Faciliter le va-et-vient de plus d’un million de voyageurs le temps d’un tournoi: c’est l’ambition affichée par le Kenya, l’Ouganda et la Tanzanie, qui organisent conjointement la CAN 2027 sous le nom de code «Pamoja» qui signifie «ensemble» en swahili. Selon plusieurs sources proches du dossier, un document de visa unique, valable jusqu’à quatre mois, est actuellement à l’étude pour remplacer la multiplication des autorisations d’entrée que suppose aujourd’hui un déplacement entre les trois pays.
L’Ouganda a d’ores et déjà donné son feu vert pour le projet. Le Kenya et la Tanzanie poursuivent, eux, les pourparlers avec leurs partenaires est-africains. Ce sera la première fois depuis 1976 que la région accueille la compétition continentale, organisée tous les deux ans.
La Confédération africaine de football (CAF) table sur plus de 1,5 million de spectateurs en déplacement et une couverture télévisuelle mondiale susceptible de toucher plus de 3,2 milliards de personnes. De son côté, Kampala a déjà engagé 43 millions de dollars dans les travaux préparatoires.
Ce futur sésame ne sortirait pas de nulle part: il s’inspirerait du visa touristique est-africain instauré en 2014 par le Kenya, l’Ouganda et le Rwanda, un titre de séjour à entrées multiples, valable 90 jours, facturé à 100 dollars. La Tanzanie n’avait cependant jamais rejoint ce dispositif, ce qui explique pourquoi son adhésion à la version «CAN» du visa reste, à ce stade, à confirmer.

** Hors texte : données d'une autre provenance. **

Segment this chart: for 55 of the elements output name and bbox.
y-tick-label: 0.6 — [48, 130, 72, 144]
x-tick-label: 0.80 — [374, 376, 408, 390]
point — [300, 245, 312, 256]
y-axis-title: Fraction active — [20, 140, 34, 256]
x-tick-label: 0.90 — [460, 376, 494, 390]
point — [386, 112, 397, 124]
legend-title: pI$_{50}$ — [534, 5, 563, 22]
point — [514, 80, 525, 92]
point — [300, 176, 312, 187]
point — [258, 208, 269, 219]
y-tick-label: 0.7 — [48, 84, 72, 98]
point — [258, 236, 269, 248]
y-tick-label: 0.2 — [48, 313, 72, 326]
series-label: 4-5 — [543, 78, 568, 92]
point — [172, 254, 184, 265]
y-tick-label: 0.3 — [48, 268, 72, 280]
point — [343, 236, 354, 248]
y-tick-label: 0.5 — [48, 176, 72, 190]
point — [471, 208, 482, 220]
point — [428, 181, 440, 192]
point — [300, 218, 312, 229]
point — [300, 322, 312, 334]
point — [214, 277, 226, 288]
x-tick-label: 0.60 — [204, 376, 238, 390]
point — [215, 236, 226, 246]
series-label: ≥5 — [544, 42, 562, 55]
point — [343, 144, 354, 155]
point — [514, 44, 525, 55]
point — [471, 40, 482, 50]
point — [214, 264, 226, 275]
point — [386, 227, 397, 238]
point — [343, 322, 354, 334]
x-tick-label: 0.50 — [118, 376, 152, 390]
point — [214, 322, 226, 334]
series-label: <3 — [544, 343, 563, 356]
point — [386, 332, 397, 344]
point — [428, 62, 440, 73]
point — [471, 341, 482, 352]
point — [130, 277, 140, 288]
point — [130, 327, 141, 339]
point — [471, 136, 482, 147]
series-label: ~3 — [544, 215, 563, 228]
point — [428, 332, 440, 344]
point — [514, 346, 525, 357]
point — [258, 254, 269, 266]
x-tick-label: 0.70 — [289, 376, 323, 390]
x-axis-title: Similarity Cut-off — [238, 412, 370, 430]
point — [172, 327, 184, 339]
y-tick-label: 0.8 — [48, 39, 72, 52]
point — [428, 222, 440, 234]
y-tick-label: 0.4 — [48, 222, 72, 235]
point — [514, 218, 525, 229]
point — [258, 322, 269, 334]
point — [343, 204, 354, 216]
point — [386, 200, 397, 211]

Sur le plan technique, les négociateurs doivent encore harmoniser les systèmes d’immigration des trois pays, s’accorder sur la répartition des recettes générées par ce visa, et en fixer le tarif, autant de points de friction qui avaient déjà freiné, en son temps, le déploiement du visa touristique régional.
Autre échéance à ne pas manquer: les trois États doivent achever, d’ici au 31 décembre 2026, la modernisation de leurs stades et de leurs infrastructures de transport. Les autorités insistent également sur la nécessité de coordonner les procédures d’entrée et de préparer sérieusement les postes-frontières, conditions jugées indispensables à la réussite du dispositif.
Bien plus qu’une simple facilité logistique pour la durée du tournoi, ce visa commun est envisagé par les responsables régionaux comme un test grandeur nature. S’il fait ses preuves, il pourrait ouvrir la voie à une politique de circulation permanente à l’échelle de la Communauté d’Afrique de l’Est, au service du tourisme et des investissements bien au-delà du coup de sifflet final.